* Price: £379.99
* 2-in-1 design offers both a tablet and notebook experience
* 10.1-inch screen with 1080p display
* 32GB onboard storage with two SD card slots; HDMI, USB inputs
* Latest 1.8GHz Tegra 4 processor from Nvidia for gaming and video playback
What is it?
A new hybrid computer from HP. A 10.1-inch screen easily attaches to a keyboard base (91 per cent full-sized, so very usable) with the finished setup supposedly combining "the flexibility of a tablet" with "the productivity of a notebook".
How is it as a tablet?
Brilliant. The screen is gorgeous with full 1080p resolution, sharp colours and a pixel density of 224ppi, making it easily the visual equal of other 10in tablets such as the Nexus or the iPad. It runs a pretty much pristine version of Android (4.2.2) with minimal bloatware (extra guff), giving you everything you'd expect from Google's tablet experience: Gmail, Maps and Chrome.
However, the real joy of using the SlateBook is just how quick and responsive it all is. This is thanks to 2GB of RAM and the quad-core, 1.8GHz Tegra 4 processor. The latter, technically a system-on-a-chip rather than a processor, combines both a GPU and CPU and is heavily orientated towards running graphic-intensive programs. It's been touted as ideal for gaming but the real benefits are smoother web browsing and zero wait times on apps.
How is it as a notebook?
Whether or not the SlateBook will work as a notebook really depends on what you need it for. If your work involves juggling a couple of text documents, email, and a small gaggle of browser-tabs, then the user interface just isn't slick enough. Hardware-wise, the SlateBook is more than capable of keeping all those balls in the air, but with a mushy trackpad, a preponderance of full-screen apps and the lack of persistent dock or taskbar you're likely to feel lost.
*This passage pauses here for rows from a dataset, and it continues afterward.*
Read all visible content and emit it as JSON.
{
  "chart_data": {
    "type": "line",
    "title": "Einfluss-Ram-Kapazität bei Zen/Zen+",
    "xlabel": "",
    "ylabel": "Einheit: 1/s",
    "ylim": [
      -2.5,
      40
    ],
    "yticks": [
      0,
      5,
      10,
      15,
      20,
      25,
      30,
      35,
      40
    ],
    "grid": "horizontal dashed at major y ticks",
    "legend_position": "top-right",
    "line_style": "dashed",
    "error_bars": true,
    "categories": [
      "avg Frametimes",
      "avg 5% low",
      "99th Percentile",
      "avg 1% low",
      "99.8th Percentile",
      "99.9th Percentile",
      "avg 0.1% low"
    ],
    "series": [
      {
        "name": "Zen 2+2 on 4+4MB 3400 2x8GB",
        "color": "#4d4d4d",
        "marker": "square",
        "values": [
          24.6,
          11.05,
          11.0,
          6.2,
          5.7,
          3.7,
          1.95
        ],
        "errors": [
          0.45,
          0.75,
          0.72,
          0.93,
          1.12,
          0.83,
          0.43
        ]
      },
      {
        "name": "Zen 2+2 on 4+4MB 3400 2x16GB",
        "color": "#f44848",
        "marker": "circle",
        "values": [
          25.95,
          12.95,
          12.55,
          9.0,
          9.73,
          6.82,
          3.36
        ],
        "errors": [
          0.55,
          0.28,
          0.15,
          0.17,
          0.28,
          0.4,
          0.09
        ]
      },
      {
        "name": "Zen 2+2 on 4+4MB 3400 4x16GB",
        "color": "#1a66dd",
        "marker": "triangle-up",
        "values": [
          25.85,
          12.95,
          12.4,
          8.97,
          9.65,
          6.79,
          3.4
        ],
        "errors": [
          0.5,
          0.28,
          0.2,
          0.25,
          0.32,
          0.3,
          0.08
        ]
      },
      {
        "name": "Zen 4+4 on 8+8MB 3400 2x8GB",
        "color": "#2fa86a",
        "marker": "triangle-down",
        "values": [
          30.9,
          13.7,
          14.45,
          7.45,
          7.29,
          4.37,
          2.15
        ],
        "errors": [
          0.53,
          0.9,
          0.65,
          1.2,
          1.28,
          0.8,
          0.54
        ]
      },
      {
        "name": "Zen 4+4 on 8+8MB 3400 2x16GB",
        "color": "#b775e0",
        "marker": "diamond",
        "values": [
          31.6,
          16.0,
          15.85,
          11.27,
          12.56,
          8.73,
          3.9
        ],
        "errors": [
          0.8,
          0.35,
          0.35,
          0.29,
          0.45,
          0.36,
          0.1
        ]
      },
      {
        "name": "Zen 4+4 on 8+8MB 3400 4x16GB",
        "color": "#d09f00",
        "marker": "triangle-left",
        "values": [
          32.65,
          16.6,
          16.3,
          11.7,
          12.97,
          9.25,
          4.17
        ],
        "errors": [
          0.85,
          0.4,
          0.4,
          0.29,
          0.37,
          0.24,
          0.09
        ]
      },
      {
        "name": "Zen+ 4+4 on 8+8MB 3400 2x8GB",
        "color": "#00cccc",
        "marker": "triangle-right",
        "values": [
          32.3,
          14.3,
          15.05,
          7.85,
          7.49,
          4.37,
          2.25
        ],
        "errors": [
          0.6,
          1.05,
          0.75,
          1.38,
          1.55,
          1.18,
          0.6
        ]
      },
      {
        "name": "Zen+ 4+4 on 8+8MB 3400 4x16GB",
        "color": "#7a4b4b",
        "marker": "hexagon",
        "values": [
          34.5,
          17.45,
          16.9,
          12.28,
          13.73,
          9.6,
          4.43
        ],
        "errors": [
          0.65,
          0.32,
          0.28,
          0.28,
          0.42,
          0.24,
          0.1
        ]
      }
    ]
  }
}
Despite all this, the base component and keyboard doesn't feel like a useless add-on. Although you certainly couldn't tap away on the thing for hours, it's perfect for going through your emails or doing some work on the go. Speedy boot times and an all-day battery life (there's actually two packs – one in the screen and one in the base) make it a great companion device if you're moving about during the day.
How does it compare to the competition?
The SlateBook is pretty uniquely positioned. There are a lot of hybrids about (including HP's own Envy x2) but they tend to be bigger, pricier devices that run Windows 8. Microsoft's Surface RT does beat the SlateBook in terms of cost (they go for as little as £279) but its use of the much-maligned Windows RT platform and a flimsy kickstand make it difficult to work on.
If you're just looking for a tablet for fun, you're better off waiting for the next Nexus 7 (£239 for the 32GB model, out 28 August) but if price isn't an issue and you think you'll want to work on the go every now and again, then it's definitely worth checking out the SlateBook x2 for yourself.